Clomiphene citrate use for ovulation induction: When, why, and how?

Ovulatory disorders are common causes of subfertility and infertility in women of reproductive age. Several pharmacologic agents are available to induce or augment ovulation, with varying rates of success. These medications include clomiphene citrate (a selective estrogen receptor modulator), aromatase inhibitors, urinary and recombinant gonadotropins, gonadotropin-releasing hormone (GnRH) analogs, and insulin-sensitizing agents. Clomiphene citrate is considered a first-line treatment because of its low cost, relative ease of use, and minimal side effects. It has been 50 years since the first clinical trial demonstrated that administration of clomiphene citrate induces ovulation in more than 75% of amenorrheic women.¹

How does clomiphene citrate induce ovulation?

Previously considered an antiestrogen, clomiphene citrate recently was reclassified as a selective estrogen receptor modulator.² It is known to be both an estrogen agonist and antagonist; however, its agonist properties manifest only when endogenous estrogen levels are extremely low. In general, its antagonistic effects prevail. Clomiphene citrate administration leads to depletion of estrogen receptors at the level of the pituitary and hypothalamus, interrupting the negative feedback that estrogen normally produces. As a result, GnRH secretion is improved and stimulates pituitary production of follicle-stimulating hormone (FSH), which in turn drives follicular growth and maturation with emergence of 1 or more dominant follicles.³

Clear indications for clomiphene citrate use include anovulation or oligo-ovulation and luteal phase deficiency.
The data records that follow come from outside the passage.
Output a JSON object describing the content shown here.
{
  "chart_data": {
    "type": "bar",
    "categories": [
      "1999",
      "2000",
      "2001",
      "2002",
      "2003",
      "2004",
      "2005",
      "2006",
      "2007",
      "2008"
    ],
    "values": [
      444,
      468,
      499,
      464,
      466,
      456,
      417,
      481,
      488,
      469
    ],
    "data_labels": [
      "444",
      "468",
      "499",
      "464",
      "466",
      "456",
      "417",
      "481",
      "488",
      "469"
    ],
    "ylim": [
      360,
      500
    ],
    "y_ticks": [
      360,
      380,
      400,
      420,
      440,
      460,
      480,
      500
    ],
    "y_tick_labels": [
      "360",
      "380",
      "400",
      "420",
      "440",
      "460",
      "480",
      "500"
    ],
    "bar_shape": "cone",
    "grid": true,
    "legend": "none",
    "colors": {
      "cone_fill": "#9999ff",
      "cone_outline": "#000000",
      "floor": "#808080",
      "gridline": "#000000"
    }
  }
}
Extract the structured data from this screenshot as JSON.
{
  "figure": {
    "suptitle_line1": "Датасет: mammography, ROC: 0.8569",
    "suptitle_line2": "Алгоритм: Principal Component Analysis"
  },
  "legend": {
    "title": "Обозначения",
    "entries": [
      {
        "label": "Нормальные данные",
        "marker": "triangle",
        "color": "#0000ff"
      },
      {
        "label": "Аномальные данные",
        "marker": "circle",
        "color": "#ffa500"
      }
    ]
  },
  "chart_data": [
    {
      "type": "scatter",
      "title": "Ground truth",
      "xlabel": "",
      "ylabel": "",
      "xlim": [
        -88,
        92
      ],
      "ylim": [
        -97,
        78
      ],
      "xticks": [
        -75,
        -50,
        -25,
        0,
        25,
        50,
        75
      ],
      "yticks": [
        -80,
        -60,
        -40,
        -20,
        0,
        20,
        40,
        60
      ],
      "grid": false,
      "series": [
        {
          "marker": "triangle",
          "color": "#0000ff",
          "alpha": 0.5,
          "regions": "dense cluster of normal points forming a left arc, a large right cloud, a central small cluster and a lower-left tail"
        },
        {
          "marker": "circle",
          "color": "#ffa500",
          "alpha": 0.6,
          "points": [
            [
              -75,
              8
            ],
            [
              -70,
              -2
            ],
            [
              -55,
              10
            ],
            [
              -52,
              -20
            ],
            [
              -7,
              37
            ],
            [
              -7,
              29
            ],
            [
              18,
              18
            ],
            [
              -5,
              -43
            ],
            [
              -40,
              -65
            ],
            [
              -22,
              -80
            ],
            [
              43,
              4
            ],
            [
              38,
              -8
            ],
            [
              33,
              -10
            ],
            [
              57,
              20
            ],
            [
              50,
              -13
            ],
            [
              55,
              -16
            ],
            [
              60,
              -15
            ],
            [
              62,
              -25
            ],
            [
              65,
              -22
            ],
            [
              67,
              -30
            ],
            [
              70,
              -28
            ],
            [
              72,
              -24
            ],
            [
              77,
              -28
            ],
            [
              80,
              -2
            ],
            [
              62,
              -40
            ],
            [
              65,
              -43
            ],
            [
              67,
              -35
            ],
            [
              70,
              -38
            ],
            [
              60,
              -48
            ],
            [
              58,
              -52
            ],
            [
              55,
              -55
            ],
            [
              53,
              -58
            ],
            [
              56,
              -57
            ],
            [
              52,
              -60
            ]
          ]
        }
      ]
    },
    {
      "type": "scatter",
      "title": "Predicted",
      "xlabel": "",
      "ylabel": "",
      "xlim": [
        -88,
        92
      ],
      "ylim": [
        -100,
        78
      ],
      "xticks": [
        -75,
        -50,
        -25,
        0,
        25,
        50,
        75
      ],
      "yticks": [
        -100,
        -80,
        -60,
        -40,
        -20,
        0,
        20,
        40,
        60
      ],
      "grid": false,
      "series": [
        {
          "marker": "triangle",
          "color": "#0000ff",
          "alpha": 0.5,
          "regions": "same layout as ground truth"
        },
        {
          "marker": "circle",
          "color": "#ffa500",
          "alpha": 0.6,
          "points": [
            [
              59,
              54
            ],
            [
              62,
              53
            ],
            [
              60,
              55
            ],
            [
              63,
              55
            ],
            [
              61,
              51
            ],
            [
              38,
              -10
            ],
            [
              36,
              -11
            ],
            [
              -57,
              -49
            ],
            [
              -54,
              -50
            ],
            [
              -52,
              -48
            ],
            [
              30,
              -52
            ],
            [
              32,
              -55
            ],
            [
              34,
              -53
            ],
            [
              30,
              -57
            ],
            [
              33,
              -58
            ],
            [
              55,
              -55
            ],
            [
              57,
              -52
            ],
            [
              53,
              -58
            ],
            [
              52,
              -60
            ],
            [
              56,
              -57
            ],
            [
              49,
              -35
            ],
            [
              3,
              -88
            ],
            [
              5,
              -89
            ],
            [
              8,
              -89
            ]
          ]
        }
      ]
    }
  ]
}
Clomiphene citrate has also been used in women with unexplained infertility, although limited data exist to justify such use.⁴

Anovulation and oligo-ovulation

An estimated 25% of female infertility has been attributed to anovulation or oligo-ovulation.⁵ The World Health Organization classifies disorders of ovulation into 3 groups: group I disorders are secondary to hypothalamic pituitary failure, group II disorders are a result of hypothalamic pituitary dysfunction, and group III disorders are secondary to ovarian failure.⁶ Clomiphene citrate is primarily used in group II disorders.⁷ This particular group includes women with anovulation or oligo-ovulation with normal basal levels of endogenous estradiol, including women with polycystic ovary syndrome (PCOS), a condition of uncertain etiology occurring in 6% to 7% of women of reproductive age.⁸ Group II disorders also includes women with hyperprolactinemia and unexplained anovulation.⁶ Women with low endogenous estrogen secondary to either hypergonadotropic or hypogonadotropic states have little or no response to clomiphene citrate.⁹

Diagnosis of anovulation or oligo-ovulation can usually be made by menstrual history alone; however, if the diagnosis is uncertain, testing can be helpful. Diagnostic tests to document ovulation include measurement of midluteal serum progesterone and daily basal body temperature (BBT) as well as monitoring of urinary luteinizing hormone (LH) excretion for LH surge.¹⁰ Clinicians should attempt to treat any underlying medical conditions or causes of anovulation or oligo-ovulation such as obesity, diabetes mellitus, thyroid disorders, or other endocrinopathies prior to initiating clomiphene citrate therapy. There is little value to ovulation induction in the presence of tubal, uterine, or severe male factor infertility; therefore, appropriate screening, including semen analysis and hysterosalpingography, also should be performed prior to use of clomiphene citrate.¹⁰

In a recent Cochrane Review by Brown et al¹¹ that included 15 randomized controlled trials (RCTs), clomiphene citrate was shown to be more effective than placebo in increasing the pregnancy rate in anovulatory patients with possible PCOS (odds ratio [OR], 5.8; 95% confidence interval [CI], 1.6–21.5). Further, in an RCT by Legro et al¹² that included 626 patients with PCOS, clomiphene citrate use resulted in a live-birth rate of 22.5% versus 7.2% with the use of metformin (P<.001), although an increased rate of multiple pregnancy was observed in the clomiphene citrate group.